Perhaps the greatest irony of the whole Quiet project is the fact that recording it and having to do everything associated with it on his own, has made Ward more aware of the social connectivity of music. "I sat in my house, literally completely by myself, and made that record. But then I started having some people add some sprinkles on top," he says with a laugh. To Ward, there is something inherently social about making music, at least this was the path that he chose. "There's lots of people that can do this sort of stuff from home. But I made the conscious decision early on that I wanted to travel and sort of mingle with people and do this publicly." Ward explains further, "To me it's the social part that drives me to this. I mean, there have always been people who have sat around fires telling stories and being entertainers, and I think that is part of what I love."
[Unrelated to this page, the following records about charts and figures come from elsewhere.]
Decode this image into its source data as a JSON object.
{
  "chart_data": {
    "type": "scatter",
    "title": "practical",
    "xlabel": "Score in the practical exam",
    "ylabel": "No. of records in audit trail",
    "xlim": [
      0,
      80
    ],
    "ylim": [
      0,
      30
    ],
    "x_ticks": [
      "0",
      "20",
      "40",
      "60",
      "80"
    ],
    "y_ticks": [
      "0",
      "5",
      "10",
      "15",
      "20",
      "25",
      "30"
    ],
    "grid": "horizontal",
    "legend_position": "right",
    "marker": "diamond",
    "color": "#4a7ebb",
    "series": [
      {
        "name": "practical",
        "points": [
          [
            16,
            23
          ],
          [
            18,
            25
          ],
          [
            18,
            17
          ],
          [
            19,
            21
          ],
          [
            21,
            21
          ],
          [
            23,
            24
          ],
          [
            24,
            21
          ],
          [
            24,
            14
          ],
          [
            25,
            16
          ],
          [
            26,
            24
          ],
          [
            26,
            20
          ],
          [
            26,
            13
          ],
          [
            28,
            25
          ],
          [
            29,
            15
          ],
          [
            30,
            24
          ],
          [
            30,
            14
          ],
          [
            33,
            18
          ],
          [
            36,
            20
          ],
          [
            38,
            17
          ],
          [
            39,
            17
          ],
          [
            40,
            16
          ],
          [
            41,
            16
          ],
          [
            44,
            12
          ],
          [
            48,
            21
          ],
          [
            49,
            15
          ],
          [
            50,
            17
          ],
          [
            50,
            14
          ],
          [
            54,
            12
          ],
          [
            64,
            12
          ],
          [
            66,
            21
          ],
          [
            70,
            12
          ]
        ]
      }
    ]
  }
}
But this social connectedness does not just lie in his attitude to other performers. "One of the thing that is really crucial to me," Ward says in a rare serious moment, "Is that I make sure that people, especially younger kids and younger fans, know that there is nothing more special about me than is special about them. They can do this just as easily as I did. It's just a level of commitment that has nothing to do with that 'I'm cooler than you' bullshit." This is a topic Ward obviously feels strongly about. "I hate how people sell records by making out that they're so much better than the person buying them. I don't think that anybody is more important that anybody else, and I'm a real firm believer in the equality of humanity, especially in art. I think it's so destructive to keep people away from art because you can destroy people's self-esteem."
Jim Ward brings his solo work to Australian audiences through touring with the Soundwave Festival in all major capitals through February.